Husnara Bua used to stand at all hours chewing betel leaves. Her fine complexion hadn't faded over the years, and the wrinkles crisscrossed her face like rivulets on a rainy day.

Her eyes darted everywhere. Some days, as I sat in my grandmother's room, I would think she was some sniper, ready to take on anyone that dared to glance towards their house. She had five young nieces to guard, and there was no dearth of roadside Romeos in those days who would stand in the corner to have a glimpse of the woman they had fallen in love with.

She had been married once.

They say when her husband raised the veil on the wedding night she almost fainted. He belonged to the same family, and they had been cousins of some sort and must have been pledged to each other by their mothers years ago when they were toddlers. But Husnara Bua was fair with a flawless skin. Her skin was so pure than even the veins showed. She had delicate features, and a slender body. She had some streak of rebellion in her.

In those days, they never exchanged photographs of the bride and the groom. But Husnara Bua expected at least a good-looking husband.

She had never liked Kishanganj, a small town in the north on the border of Nepal. She might even be able to convince him to move to the town in due course, she had thought.

The walima had been planned for the next day.
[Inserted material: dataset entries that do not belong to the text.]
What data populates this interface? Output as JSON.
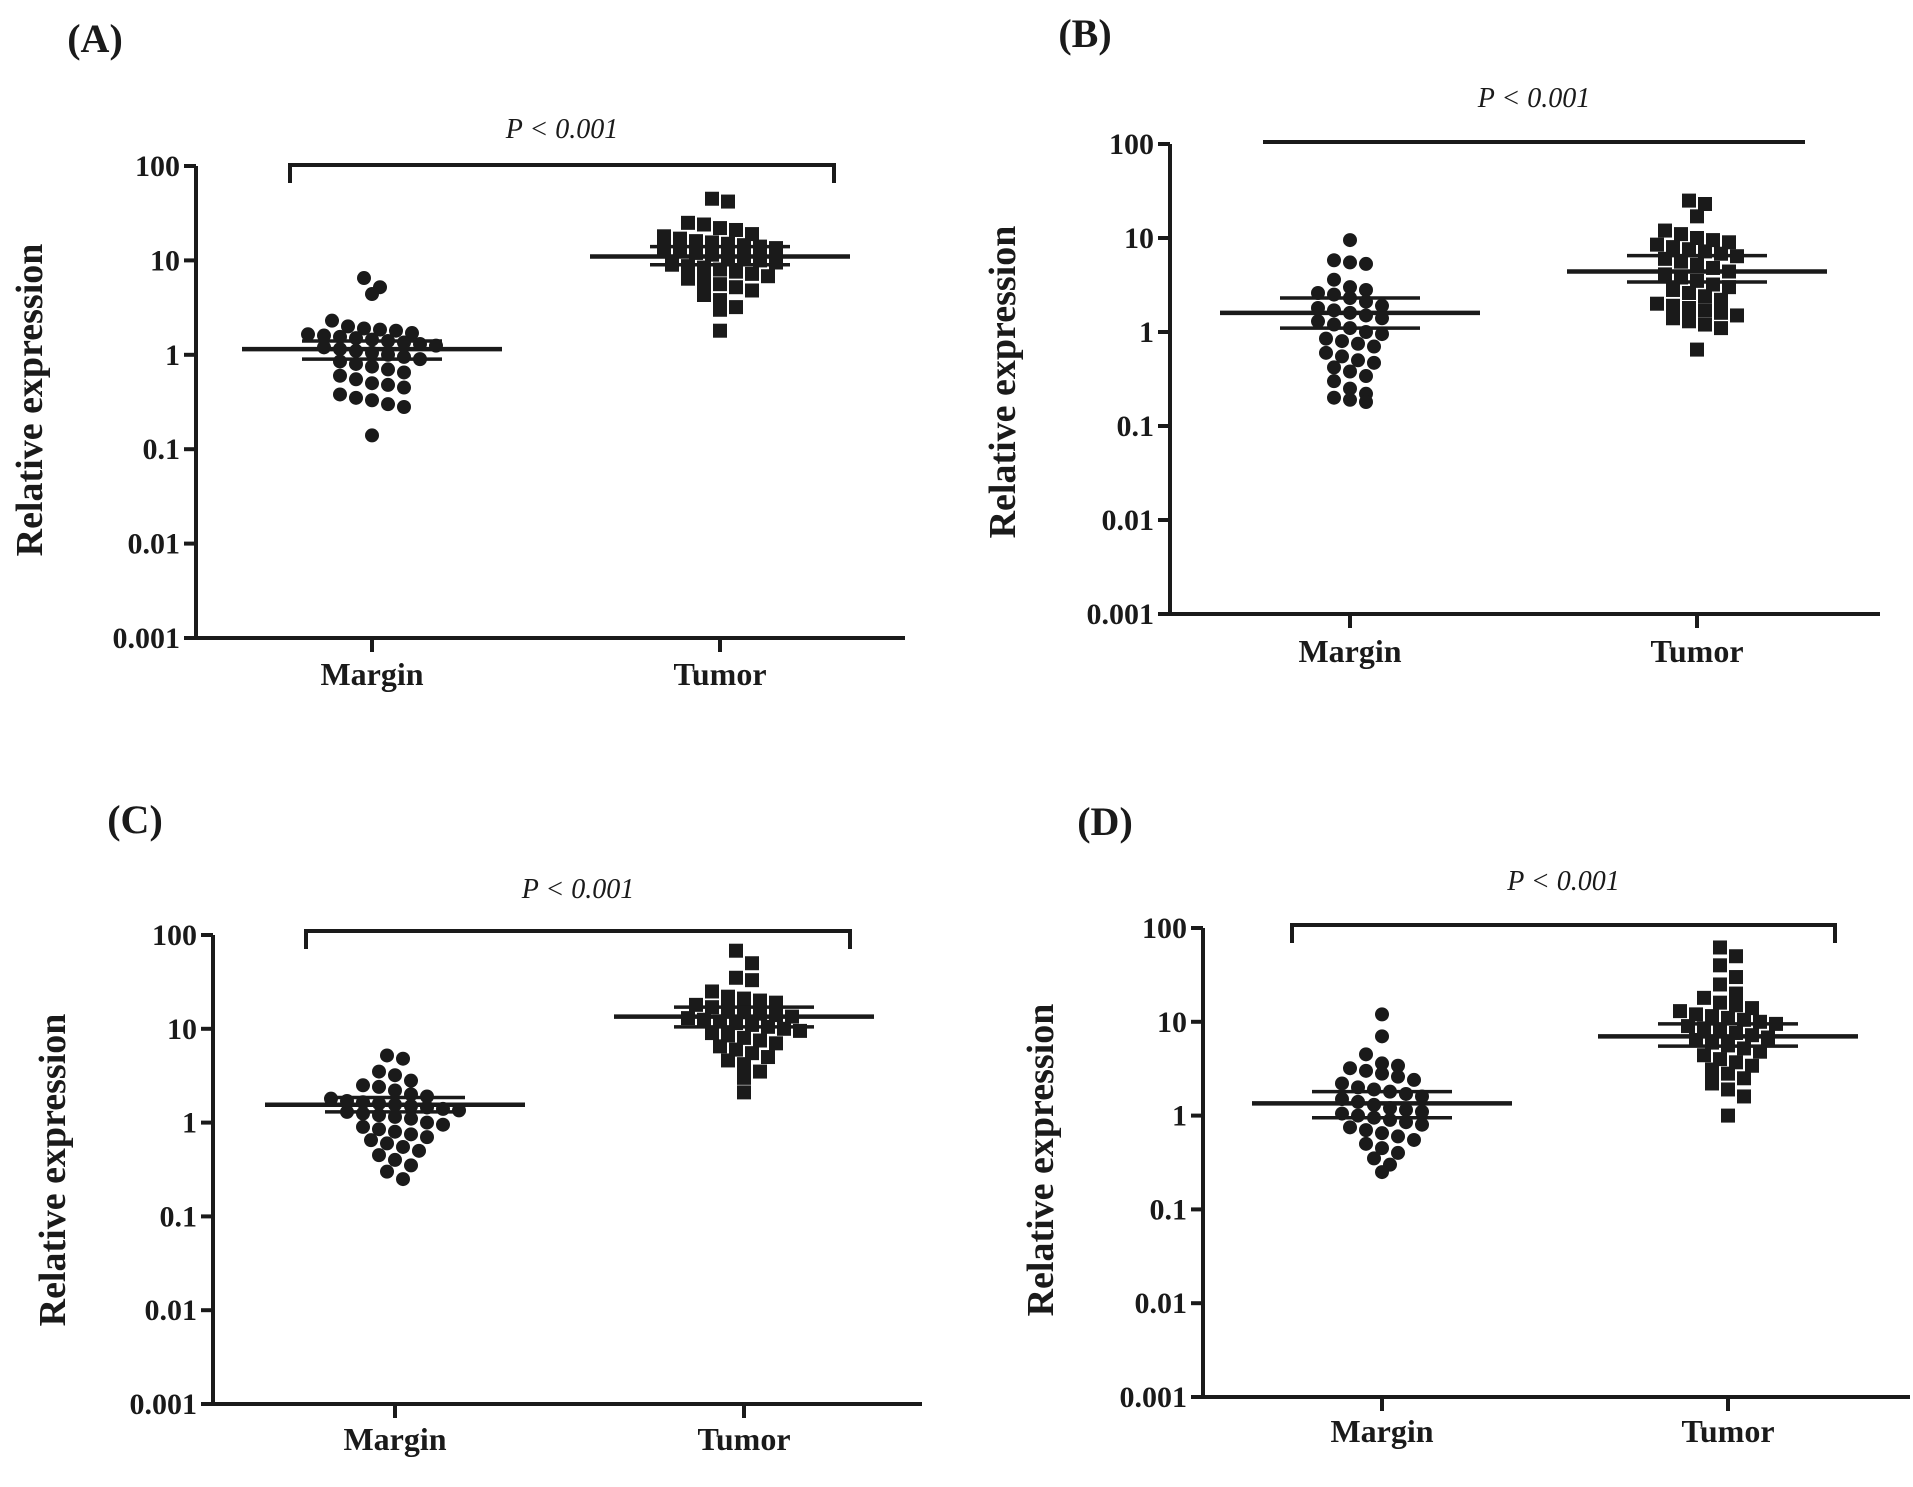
{
  "chart_data": [
    {
      "type": "scatter",
      "panel_label": "(A)",
      "ylabel": "Relative expression",
      "yscale": "log",
      "ylim": [
        0.001,
        100
      ],
      "yticks": [
        "0.001",
        "0.01",
        "0.1",
        "1",
        "10",
        "100"
      ],
      "categories": [
        "Margin",
        "Tumor"
      ],
      "significance": "P < 0.001",
      "bracket_style": "ticks",
      "series": [
        {
          "name": "Margin",
          "marker": "circle",
          "mean": 1.15,
          "sem_low": 0.9,
          "sem_high": 1.4,
          "values": [
            6.5,
            5.2,
            4.4,
            2.3,
            2.0,
            1.9,
            1.85,
            1.8,
            1.7,
            1.65,
            1.6,
            1.55,
            1.5,
            1.45,
            1.4,
            1.35,
            1.3,
            1.25,
            1.2,
            1.15,
            1.1,
            1.05,
            1.0,
            0.95,
            0.9,
            0.85,
            0.8,
            0.75,
            0.7,
            0.65,
            0.6,
            0.55,
            0.5,
            0.48,
            0.45,
            0.38,
            0.35,
            0.33,
            0.3,
            0.28,
            0.14
          ]
        },
        {
          "name": "Tumor",
          "marker": "square",
          "mean": 11,
          "sem_low": 9,
          "sem_high": 14,
          "values": [
            45,
            42,
            25,
            24,
            22,
            21,
            19,
            18,
            17,
            16,
            15.5,
            15,
            14.5,
            14,
            13.5,
            13,
            12.5,
            12,
            11.5,
            11,
            10.5,
            10,
            9.5,
            9,
            8.7,
            8.4,
            8,
            7.6,
            7.2,
            6.8,
            6.4,
            6,
            5.6,
            5.2,
            4.8,
            4.3,
            3.8,
            3.2,
            3.0,
            1.8
          ]
        }
      ]
    },
    {
      "type": "scatter",
      "panel_label": "(B)",
      "ylabel": "Relative expression",
      "yscale": "log",
      "ylim": [
        0.001,
        100
      ],
      "yticks": [
        "0.001",
        "0.01",
        "0.1",
        "1",
        "10",
        "100"
      ],
      "categories": [
        "Margin",
        "Tumor"
      ],
      "significance": "P < 0.001",
      "bracket_style": "flat",
      "series": [
        {
          "name": "Margin",
          "marker": "circle",
          "mean": 1.6,
          "sem_low": 1.1,
          "sem_high": 2.3,
          "values": [
            9.5,
            5.8,
            5.5,
            5.3,
            3.6,
            3.0,
            2.8,
            2.6,
            2.5,
            2.3,
            2.1,
            1.9,
            1.8,
            1.7,
            1.6,
            1.5,
            1.4,
            1.3,
            1.2,
            1.1,
            1.0,
            0.95,
            0.85,
            0.8,
            0.75,
            0.7,
            0.6,
            0.55,
            0.5,
            0.47,
            0.42,
            0.38,
            0.34,
            0.3,
            0.25,
            0.22,
            0.2,
            0.19,
            0.18
          ]
        },
        {
          "name": "Tumor",
          "marker": "square",
          "mean": 4.4,
          "sem_low": 3.4,
          "sem_high": 6.5,
          "values": [
            25,
            23,
            17,
            12,
            11,
            10,
            9.5,
            9,
            8.5,
            8,
            7.6,
            7.2,
            6.8,
            6.4,
            6,
            5.6,
            5.2,
            4.8,
            4.4,
            4.1,
            3.8,
            3.5,
            3.2,
            3.0,
            2.8,
            2.6,
            2.4,
            2.2,
            2.0,
            1.9,
            1.8,
            1.7,
            1.6,
            1.5,
            1.4,
            1.3,
            1.2,
            1.1,
            0.65
          ]
        }
      ]
    },
    {
      "type": "scatter",
      "panel_label": "(C)",
      "ylabel": "Relative expression",
      "yscale": "log",
      "ylim": [
        0.001,
        100
      ],
      "yticks": [
        "0.001",
        "0.01",
        "0.1",
        "1",
        "10",
        "100"
      ],
      "categories": [
        "Margin",
        "Tumor"
      ],
      "significance": "P < 0.001",
      "bracket_style": "ticks",
      "series": [
        {
          "name": "Margin",
          "marker": "circle",
          "mean": 1.55,
          "sem_low": 1.3,
          "sem_high": 1.85,
          "values": [
            5.2,
            4.8,
            3.5,
            3.2,
            2.8,
            2.5,
            2.4,
            2.2,
            2.0,
            1.9,
            1.8,
            1.7,
            1.65,
            1.6,
            1.55,
            1.5,
            1.45,
            1.4,
            1.35,
            1.3,
            1.25,
            1.2,
            1.15,
            1.1,
            1.0,
            0.95,
            0.9,
            0.85,
            0.8,
            0.75,
            0.7,
            0.65,
            0.6,
            0.55,
            0.5,
            0.45,
            0.4,
            0.35,
            0.3,
            0.25
          ]
        },
        {
          "name": "Tumor",
          "marker": "square",
          "mean": 13.5,
          "sem_low": 10.5,
          "sem_high": 17,
          "values": [
            68,
            50,
            35,
            33,
            25,
            22,
            21,
            20,
            19,
            18,
            17,
            16,
            15,
            14.5,
            14,
            13.5,
            13,
            12.5,
            12,
            11.5,
            11,
            10.5,
            10,
            9.5,
            9,
            8.5,
            8,
            7.5,
            7,
            6.5,
            6,
            5.5,
            5,
            4.6,
            4.2,
            3.5,
            3.0,
            2.1
          ]
        }
      ]
    },
    {
      "type": "scatter",
      "panel_label": "(D)",
      "ylabel": "Relative expression",
      "yscale": "log",
      "ylim": [
        0.001,
        100
      ],
      "yticks": [
        "0.001",
        "0.01",
        "0.1",
        "1",
        "10",
        "100"
      ],
      "categories": [
        "Margin",
        "Tumor"
      ],
      "significance": "P < 0.001",
      "bracket_style": "ticks",
      "series": [
        {
          "name": "Margin",
          "marker": "circle",
          "mean": 1.35,
          "sem_low": 0.95,
          "sem_high": 1.8,
          "values": [
            12,
            7.0,
            4.5,
            3.6,
            3.4,
            3.2,
            3.0,
            2.8,
            2.6,
            2.4,
            2.2,
            2.0,
            1.9,
            1.8,
            1.7,
            1.6,
            1.5,
            1.4,
            1.3,
            1.2,
            1.15,
            1.1,
            1.05,
            1.0,
            0.95,
            0.9,
            0.85,
            0.8,
            0.75,
            0.7,
            0.65,
            0.6,
            0.55,
            0.5,
            0.45,
            0.4,
            0.35,
            0.3,
            0.25
          ]
        },
        {
          "name": "Tumor",
          "marker": "square",
          "mean": 7.0,
          "sem_low": 5.5,
          "sem_high": 9.5,
          "values": [
            62,
            50,
            40,
            30,
            25,
            20,
            18,
            16,
            15,
            14,
            13,
            12,
            11.5,
            11,
            10.5,
            10,
            9.5,
            9,
            8.5,
            8,
            7.6,
            7.2,
            6.8,
            6.4,
            6,
            5.6,
            5.2,
            4.8,
            4.4,
            4.0,
            3.7,
            3.4,
            3.1,
            2.8,
            2.5,
            2.2,
            1.9,
            1.6,
            1.0
          ]
        }
      ]
    }
  ]
}
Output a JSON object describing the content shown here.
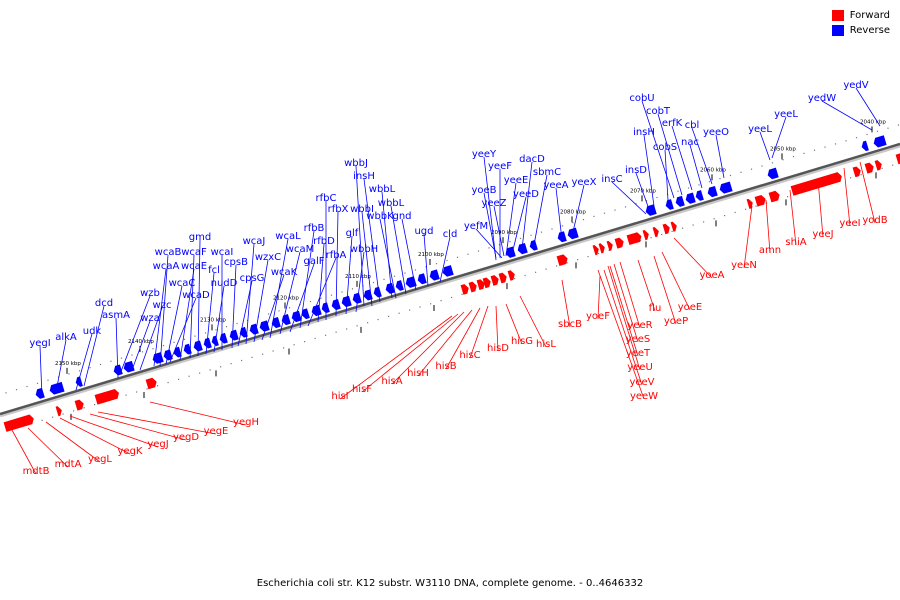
{
  "legend": {
    "forward": {
      "label": "Forward",
      "color": "#ff0000"
    },
    "reverse": {
      "label": "Reverse",
      "color": "#0000ff"
    }
  },
  "caption": "Escherichia coli str. K12 substr. W3110 DNA, complete genome. - 0..4646332",
  "scale_labels": [
    "2040 kbp",
    "2050 kbp",
    "2060 kbp",
    "2070 kbp",
    "2080 kbp",
    "2090 kbp",
    "2100 kbp",
    "2110 kbp",
    "2120 kbp",
    "2130 kbp",
    "2140 kbp",
    "2150 kbp"
  ],
  "reverse_genes": [
    "yedV",
    "yedW",
    "yeeL",
    "yeeL",
    "yeeO",
    "cbl",
    "nac",
    "erfK",
    "cobT",
    "cobU",
    "cobS",
    "insH",
    "insD",
    "insC",
    "yeeX",
    "yeeA",
    "sbmC",
    "dacD",
    "yeeD",
    "yeeE",
    "yeeF",
    "yeeY",
    "yeeZ",
    "yoeB",
    "yefM",
    "cld",
    "ugd",
    "gnd",
    "wbbL",
    "wbbK",
    "wbbL",
    "insH",
    "wbbI",
    "wbbJ",
    "wbbH",
    "glf",
    "rfbX",
    "rfbC",
    "rfbD",
    "rfbA",
    "rfbB",
    "galF",
    "wcaM",
    "wcaL",
    "wcaK",
    "wzxC",
    "wcaJ",
    "cpsG",
    "cpsB",
    "wcaI",
    "nudD",
    "fcl",
    "gmd",
    "wcaF",
    "wcaE",
    "wcaD",
    "wcaC",
    "wcaB",
    "wcaA",
    "wza",
    "wzc",
    "wzb",
    "asmA",
    "dcd",
    "udk",
    "alkA",
    "yegI"
  ],
  "forward_genes": [
    "yodB",
    "yeeI",
    "yeeJ",
    "shiA",
    "amn",
    "yeeN",
    "yoeA",
    "yoeE",
    "yoeP",
    "flu",
    "yeeR",
    "yeeS",
    "yeeT",
    "yeeU",
    "yeeV",
    "yeeW",
    "yoeF",
    "sbcB",
    "hisL",
    "hisG",
    "hisD",
    "hisC",
    "hisB",
    "hisH",
    "hisA",
    "hisF",
    "hisI",
    "yegH",
    "yegE",
    "yegD",
    "yegJ",
    "yegK",
    "yegL",
    "mdtA",
    "mdtB"
  ]
}
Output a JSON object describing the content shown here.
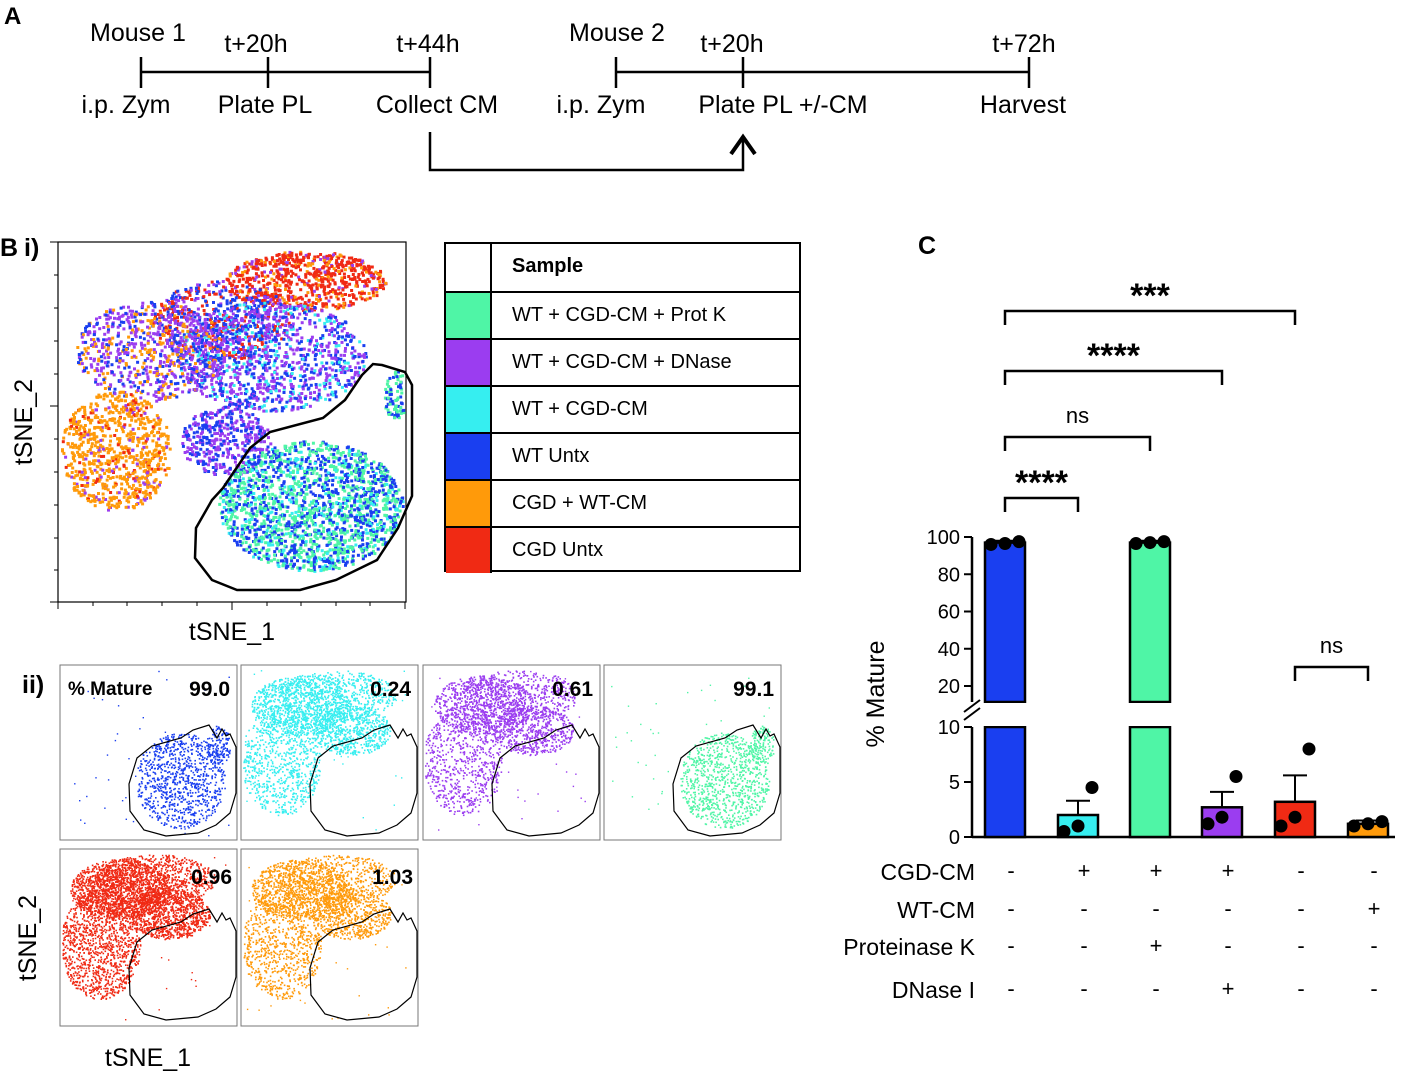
{
  "panel_a": {
    "label": "A",
    "timeline1": {
      "mouse": "Mouse 1",
      "times": [
        "t+20h",
        "t+44h"
      ],
      "events": [
        "i.p. Zym",
        "Plate PL",
        "Collect CM"
      ]
    },
    "timeline2": {
      "mouse": "Mouse 2",
      "times": [
        "t+20h",
        "t+72h"
      ],
      "events": [
        "i.p. Zym",
        "Plate PL +/-CM",
        "Harvest"
      ]
    }
  },
  "panel_b": {
    "label": "B",
    "sub_i": "i)",
    "sub_ii": "ii)",
    "xlabel": "tSNE_1",
    "ylabel": "tSNE_2",
    "legend": {
      "header": "Sample",
      "entries": [
        {
          "label": "WT + CGD-CM + Prot K",
          "color": "#4ff5a6"
        },
        {
          "label": "WT + CGD-CM + DNase",
          "color": "#9b3df0"
        },
        {
          "label": "WT + CGD-CM",
          "color": "#36eef0"
        },
        {
          "label": "WT Untx",
          "color": "#1a3ff0"
        },
        {
          "label": "CGD + WT-CM",
          "color": "#ff9a0a"
        },
        {
          "label": "CGD Untx",
          "color": "#f02a14"
        }
      ]
    },
    "small_plots": {
      "title": "% Mature",
      "values": [
        "99.0",
        "0.24",
        "0.61",
        "99.1",
        "0.96",
        "1.03"
      ],
      "colors": [
        "#1a3ff0",
        "#36eef0",
        "#9b3df0",
        "#4ff5a6",
        "#f02a14",
        "#ff9a0a"
      ]
    }
  },
  "panel_c": {
    "label": "C",
    "significance": [
      "***",
      "****",
      "ns",
      "****",
      "ns"
    ],
    "rows": [
      {
        "name": "CGD-CM",
        "marks": [
          "-",
          "+",
          "+",
          "+",
          "-",
          "-"
        ]
      },
      {
        "name": "WT-CM",
        "marks": [
          "-",
          "-",
          "-",
          "-",
          "-",
          "+"
        ]
      },
      {
        "name": "Proteinase K",
        "marks": [
          "-",
          "-",
          "+",
          "-",
          "-",
          "-"
        ]
      },
      {
        "name": "DNase I",
        "marks": [
          "-",
          "-",
          "-",
          "+",
          "-",
          "-"
        ]
      }
    ]
  },
  "chart_data": {
    "type": "bar",
    "ylabel": "% Mature",
    "y_axis_broken": true,
    "y_ticks_lower": [
      "0",
      "5",
      "10"
    ],
    "y_ticks_upper": [
      "20",
      "40",
      "60",
      "80",
      "100"
    ],
    "categories": [
      "WT Untx",
      "WT + CGD-CM",
      "WT + CGD-CM + Prot K",
      "WT + CGD-CM + DNase",
      "CGD Untx",
      "CGD + WT-CM"
    ],
    "values": [
      97,
      2.0,
      97,
      2.7,
      3.2,
      1.2
    ],
    "errors": [
      1.0,
      1.3,
      1.0,
      1.4,
      2.4,
      0.3
    ],
    "points": [
      [
        96,
        96.5,
        97.5
      ],
      [
        0.5,
        1.0,
        4.5
      ],
      [
        96.5,
        97,
        97.5
      ],
      [
        1.2,
        1.8,
        5.5
      ],
      [
        1.0,
        1.8,
        8.0
      ],
      [
        1.0,
        1.2,
        1.4
      ]
    ],
    "colors": [
      "#1a3ff0",
      "#36eef0",
      "#4ff5a6",
      "#9b3df0",
      "#f02a14",
      "#ff9a0a"
    ],
    "comparisons": [
      {
        "from": 0,
        "to": 4,
        "label": "***"
      },
      {
        "from": 0,
        "to": 3,
        "label": "****"
      },
      {
        "from": 0,
        "to": 2,
        "label": "ns"
      },
      {
        "from": 0,
        "to": 1,
        "label": "****"
      },
      {
        "from": 4,
        "to": 5,
        "label": "ns"
      }
    ]
  }
}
The groom walked in. He latched the door.

The veil was lifted. Husnara Bua lifted her eyes. And shut them in the next instant. The groom was dark, and had pockmarks all over his face. That night, Husnara Bua decided she would not yield to this betrayal of fate.

She never returned to Kishanganj after she left.

What I found most interesting was her resilience to the stories that circulated in the neighborhood. Some said she was "loose character", while others said she had white marks all over her body.

In many ways, Husnara Bua's life was all about waiting. She waited for a closure.

***

I keep updating my memories of them, and the city. I still don’t go to the new malls, and the new cafes. What I keep looking for is a “sweet home” where we bought our birthday cakes in those days.

And I remember these lines from Amitava Kumar, who is an author from Bihar, and a man who writes about nostalgia often. In his writings, I can find a little bit of my city. But we all have our own memories, and only we keep them. He once wrote, "What I am always going back to is the moment when I was going away," he writes in Bombay, London, New York. "One place is home, the other the world.”

And between the world and home, there are million encounters, and hundreds of notes.

I had returned many times to Patna, and to Bihar to write articles. I never wrote about the people who made up this city. The ones nobody remembered, the ones who never found a closure. And in writing about those, there's a closure that I hope I can find.